As the material for the electron-blocking layer, a known electron-blocking layer material can be used, and the material for the hole-transporting layer, which will be described later, can be used as necessary. The thickness of the electron blocking layer is preferably 3-100 nm, more preferably 5-30 nm.

- Exciton blocking layer -
The exciton-blocking layer is a layer that prevents excitons generated by recombination of holes and electrons in the light-emitting layer from diffusing into the charge-transporting layer. It becomes possible to efficiently confine them in the light-emitting layer, and the light-emitting efficiency of the device can be improved. An exciton blocking layer can be inserted between two adjacent light-emitting layers in a device in which two or more light-emitting layers are adjacent to each other.

A known exciton blocking layer material can be used as the material for the exciton blocking layer. Examples include 1,3-dicarbazolylbenzene (mCP) and bis(2-methyl-8-quinolinolato)-4-phenylphenolatoaluminum (III) (BAlq).

-Hole transport layer-
The hole-transporting layer is made of a hole-transporting material having a function of transporting holes, and the hole-transporting layer can be provided as a single layer or multiple layers.

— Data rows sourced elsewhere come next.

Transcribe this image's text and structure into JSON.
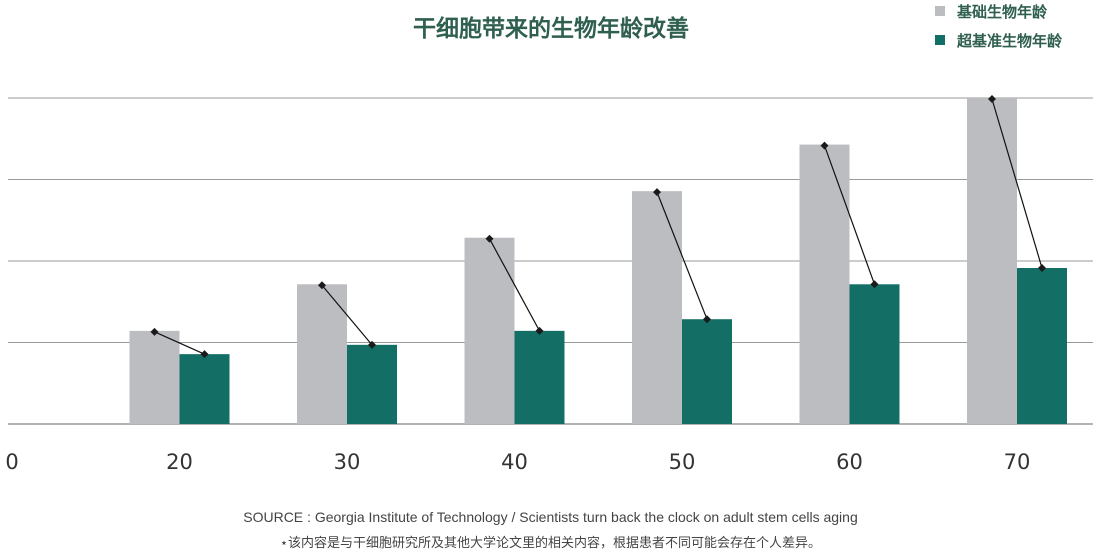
{
  "chart_data": {
    "type": "bar",
    "title": "干细胞带来的生物年龄改善",
    "xlabel": "",
    "ylabel": "",
    "categories": [
      "0",
      "20",
      "30",
      "40",
      "50",
      "60",
      "70"
    ],
    "series": [
      {
        "name": "基础生物年龄",
        "color": "#bcbdc1",
        "values": [
          null,
          20,
          30,
          40,
          50,
          60,
          70
        ]
      },
      {
        "name": "超基准生物年龄",
        "color": "#136f66",
        "values": [
          null,
          15,
          17,
          20,
          22.5,
          30,
          33.5
        ]
      }
    ],
    "ylim": [
      -10,
      70
    ],
    "y_gridlines": [
      0,
      10,
      20,
      30,
      40,
      50,
      60,
      70
    ],
    "connector_lines": true,
    "grid": true,
    "legend": "top-right"
  },
  "footer": {
    "source": "SOURCE : Georgia Institute of Technology / Scientists turn back the clock on adult stem cells aging",
    "note": "⋆该内容是与干细胞研究所及其他大学论文里的相关内容，根据患者不同可能会存在个人差异。"
  },
  "colors": {
    "grid": "#9a9a9a",
    "connector": "#111111",
    "title": "#2f5f50"
  }
}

The hole-transporting material has either hole injection or transport or electron blocking properties, and may be either organic or inorganic. Any compound can be selected from conventionally known compounds and used for the hole transport layer. Examples of such hole transport materials include porphyrin derivatives, arylamine derivatives, triazole derivatives, oxadiazole derivatives, imidazole derivatives, polyarylalkane derivatives, pyrazoline and pyrazolone derivatives, phenylenediamine derivatives, arylamine derivatives, amino-substituted chalcone derivatives. , oxazole derivatives, styrylanthracene derivatives, fluorenone derivatives, hydrazone derivatives, stilbene derivatives, silazane derivatives, aniline copolymers, conductive polymer oligomers, especially thiophene oligomers, porphyrin derivatives, arylamine derivatives and styryl derivatives. An amine derivative is preferably used, and an arylamine derivative is more preferably used.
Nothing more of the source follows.